Second, as long as a population fully subscribes to the idea of one's country above all others, the realist view of legitimacy is easy enough to hold. But the realities of our world are such that we have much more complex relations with other people beyond those of mere citizenship or family. We have moral relations with distant others, trade relations, friendships and lovers, religious affiliations, shared languages, shared interests, cultural hybrids and cultural borrowings, daily communications across the globe through ICTs, and so on. Indeed, we can say that the human moral sphere has extended beyond family, friends, and nation. All of these things can contribute to what we mean by "globalization." The informational and communicative connections we have developed are more fluid, immediate, and better understood.

As Clark notes, "If the current conditions of disequilibrium are treated merely as a raw distribution of power -- as much of current US policy and its many realist publicists would have us believe -- then the prospects for a generally acceptable constitutional order are far from bright.
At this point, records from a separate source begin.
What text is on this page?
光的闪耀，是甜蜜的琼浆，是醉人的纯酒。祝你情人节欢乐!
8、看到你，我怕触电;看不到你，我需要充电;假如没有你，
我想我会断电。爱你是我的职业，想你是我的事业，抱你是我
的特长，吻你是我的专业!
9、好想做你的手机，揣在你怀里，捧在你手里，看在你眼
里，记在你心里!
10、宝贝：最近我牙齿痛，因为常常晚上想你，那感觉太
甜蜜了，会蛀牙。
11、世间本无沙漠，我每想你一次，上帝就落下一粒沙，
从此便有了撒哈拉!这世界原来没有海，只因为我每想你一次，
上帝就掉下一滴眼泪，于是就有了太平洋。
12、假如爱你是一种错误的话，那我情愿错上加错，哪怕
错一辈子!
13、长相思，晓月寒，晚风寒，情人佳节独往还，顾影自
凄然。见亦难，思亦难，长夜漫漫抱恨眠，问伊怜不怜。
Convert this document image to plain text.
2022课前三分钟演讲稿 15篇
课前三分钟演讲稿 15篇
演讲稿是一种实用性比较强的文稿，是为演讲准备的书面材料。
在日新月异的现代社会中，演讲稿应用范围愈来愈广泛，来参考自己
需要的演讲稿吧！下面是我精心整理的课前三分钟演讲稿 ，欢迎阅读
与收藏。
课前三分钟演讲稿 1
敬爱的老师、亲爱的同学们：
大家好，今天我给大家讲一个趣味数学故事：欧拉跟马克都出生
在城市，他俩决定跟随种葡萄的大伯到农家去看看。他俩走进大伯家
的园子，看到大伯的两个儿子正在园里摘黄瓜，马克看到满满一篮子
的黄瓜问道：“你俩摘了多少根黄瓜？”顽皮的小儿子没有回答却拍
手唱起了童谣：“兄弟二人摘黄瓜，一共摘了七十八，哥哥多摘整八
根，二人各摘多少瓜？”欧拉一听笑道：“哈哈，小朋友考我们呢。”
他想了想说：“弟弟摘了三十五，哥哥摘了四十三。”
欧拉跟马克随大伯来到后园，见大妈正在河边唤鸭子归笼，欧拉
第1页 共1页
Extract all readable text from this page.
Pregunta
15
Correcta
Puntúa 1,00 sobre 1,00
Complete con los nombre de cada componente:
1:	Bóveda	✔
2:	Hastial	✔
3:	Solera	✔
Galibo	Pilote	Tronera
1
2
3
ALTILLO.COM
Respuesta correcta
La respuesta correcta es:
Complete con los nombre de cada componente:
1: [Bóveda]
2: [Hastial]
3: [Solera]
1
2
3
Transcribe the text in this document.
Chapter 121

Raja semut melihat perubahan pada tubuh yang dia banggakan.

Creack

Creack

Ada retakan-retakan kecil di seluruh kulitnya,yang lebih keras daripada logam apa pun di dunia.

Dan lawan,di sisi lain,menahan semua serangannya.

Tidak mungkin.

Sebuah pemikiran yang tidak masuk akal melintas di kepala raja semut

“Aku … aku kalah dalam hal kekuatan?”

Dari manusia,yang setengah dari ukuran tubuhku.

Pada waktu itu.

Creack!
What is required additionally is that this actuality gives expression to a principle of hegemony that is broadly tolerable to most concerned and affected states... in Morgenthau's terms, we already have hegemony, but no moral consensus to sustain it.... This has certainly handicapped the practice of legitimacy, and prevented the legitimation of major international undertakings, such as the war in Iraq." (243).

The paleo-realists of the Bush administration have not only handicapped American legitimacy, but have cut off its head (if it ever had one) with drastic consequences for the future role of the US in the international sphere. This has been done through its lies to the American population and the world about the Iraq War, its retrograde environmental policies at a moment when the entire planet understands the seriousness of environmental problems, its attempts to sabotage international organizations and agreements widely considered to be legitimate, its condonation of the repressive behavior of corrupt regimes in other countries, its rhetoric of human rights while it officially sanctions torture and seeks special exemptions from the International Criminal Court, and so on.

There is hardly a state or people in the world that still trusts the American administration, apart from a few elites who still envision some economic benefits from their relationship with the US administration. This is the heart of legitimacy, not the archaic realist/neorealist notion of power. Shame on this administration.

The diminished American hope this administration has left us with should be that the damage is not so great as to extend beyond the tenure of this administration. The great fear is that the damage may very well be irreparable.